The levels of eGFR (G) were classified into G1: 90 mL/min/1.73 m
2 or higher, G2: 60-89.9, G3a: 45-59.9, G3b: 30-44.9, G4: 15-29.9, and G5: less than 15.0. Although the amount of 24 h albumin excretion in urine (A) is required in the criteria of CKD severity proposed by KDIGO (
31), it could not be determined by a dipstick measurement in spot urine samples in the health check-ups. In the present study, therefore, the dipstick proteinuria (-/±) was tentatively assumed to accord with normal (A1), dipstick (1+) with mild proteinuria (A2), and dipstick (2+ or above) with marked proteinuria (A3) (
32). The subjects were then defined as being free of CKD when they had eGFR of G1 or G2 without proteinuria (A1). The subjects were defined to have mild CKD when eGFR was G1 or G2 with mild proteinuria (A2) or eGFR was G3a without proteinuria (A1), and defined to have moderate CKD when their eGFR was G1 or G2 with marked proteinuria (A3) or eGFR of G3a with mild proteinuria (A2) or eGFR was G3b without proteinuria (A1). The subjects were defined to have severe CKD when they had eGFR of G3a with marked proteinuria (A3), eGFR of G3b with proteinuria (A2 or 3), or eGFR of G4 or G5 regardless of proteinuria. The cause of kidney damage (C) could not be determined in the present study. Moderate and severe CKD were defined as high-risk CKD in the present study because of the high future risk of end stage kidney disease (ESKD) and CVD associated with these levels of renal dysfunction (
31).
The incidences of proteinuria and total CKD comprising any degree of severity in 2009 were determined in the subjects who were free of all CKD signs at baseline in 2003, and the incidence of high-risk CKD was determined in the subjects including those having mild CKD with mild proteinuria or reduced eGFR of G3a in 2003 according to the 3 x 3 categories of cigarette smoking and serum GGT activity. Next, multiple logistic regression analysis was conducted to test the significance of the contributions of smoking and serum GGT to the development of proteinuria, total CKD and high-risk CKD, first in a model including only current smokers but not elevated serum GGT as an independent variable, second in a model including both smoking and elevated serum GGT as additive variables, and finally in a model including the two variables with an interactive effect, adjusting for major CV risk factors in the analyses on proteinuria and total CKD, and adjusting for preceding proteinuria and reduced eGFR as well as the CV risk factors in the analyses on high-risk CKD.

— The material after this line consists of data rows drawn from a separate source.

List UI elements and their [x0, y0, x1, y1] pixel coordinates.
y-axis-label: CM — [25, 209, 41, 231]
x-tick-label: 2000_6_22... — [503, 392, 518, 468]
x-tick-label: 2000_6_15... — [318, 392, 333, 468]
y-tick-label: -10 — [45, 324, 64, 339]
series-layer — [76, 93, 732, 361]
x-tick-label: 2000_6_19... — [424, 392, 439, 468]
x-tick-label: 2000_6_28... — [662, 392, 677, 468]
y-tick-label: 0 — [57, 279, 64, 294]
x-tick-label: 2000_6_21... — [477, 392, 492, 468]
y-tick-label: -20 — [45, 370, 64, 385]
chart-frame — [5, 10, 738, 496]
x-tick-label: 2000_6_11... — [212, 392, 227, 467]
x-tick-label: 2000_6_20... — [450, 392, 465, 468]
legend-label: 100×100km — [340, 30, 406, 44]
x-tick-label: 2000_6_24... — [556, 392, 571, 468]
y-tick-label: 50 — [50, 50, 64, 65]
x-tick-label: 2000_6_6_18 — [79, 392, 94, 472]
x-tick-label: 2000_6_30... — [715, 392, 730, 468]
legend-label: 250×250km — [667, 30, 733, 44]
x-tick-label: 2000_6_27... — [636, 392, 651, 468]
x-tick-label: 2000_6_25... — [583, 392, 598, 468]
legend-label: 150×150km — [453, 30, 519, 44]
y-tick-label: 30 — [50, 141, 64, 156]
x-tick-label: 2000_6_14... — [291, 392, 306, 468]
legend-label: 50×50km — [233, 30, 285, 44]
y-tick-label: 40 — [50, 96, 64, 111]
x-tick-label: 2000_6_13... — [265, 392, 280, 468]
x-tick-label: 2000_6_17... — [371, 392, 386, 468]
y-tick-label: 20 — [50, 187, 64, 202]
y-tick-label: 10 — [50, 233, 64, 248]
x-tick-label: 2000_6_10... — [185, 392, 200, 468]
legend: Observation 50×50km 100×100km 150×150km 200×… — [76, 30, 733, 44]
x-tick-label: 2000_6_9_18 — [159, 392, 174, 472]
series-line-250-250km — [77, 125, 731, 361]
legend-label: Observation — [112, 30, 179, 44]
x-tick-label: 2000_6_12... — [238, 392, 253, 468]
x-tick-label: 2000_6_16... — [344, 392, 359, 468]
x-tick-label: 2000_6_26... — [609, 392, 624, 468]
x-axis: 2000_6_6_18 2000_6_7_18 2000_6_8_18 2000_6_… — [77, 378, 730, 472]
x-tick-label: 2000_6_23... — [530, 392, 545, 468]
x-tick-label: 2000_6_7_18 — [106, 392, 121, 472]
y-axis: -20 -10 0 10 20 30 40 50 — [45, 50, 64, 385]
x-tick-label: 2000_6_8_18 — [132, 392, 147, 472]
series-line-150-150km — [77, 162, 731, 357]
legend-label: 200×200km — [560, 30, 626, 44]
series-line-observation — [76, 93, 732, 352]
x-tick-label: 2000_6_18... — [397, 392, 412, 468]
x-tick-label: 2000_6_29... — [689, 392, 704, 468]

Written informed consent was obtained from all the subjects by the health service organization regarding the use of data collected in the health check-ups for academic purpose in anonymous forms, and the present study was designed to analyze the data anonymously in an unlinkable fashion that was provided by the health service organization and approved by the ethics committee of Kanazawa Medical University.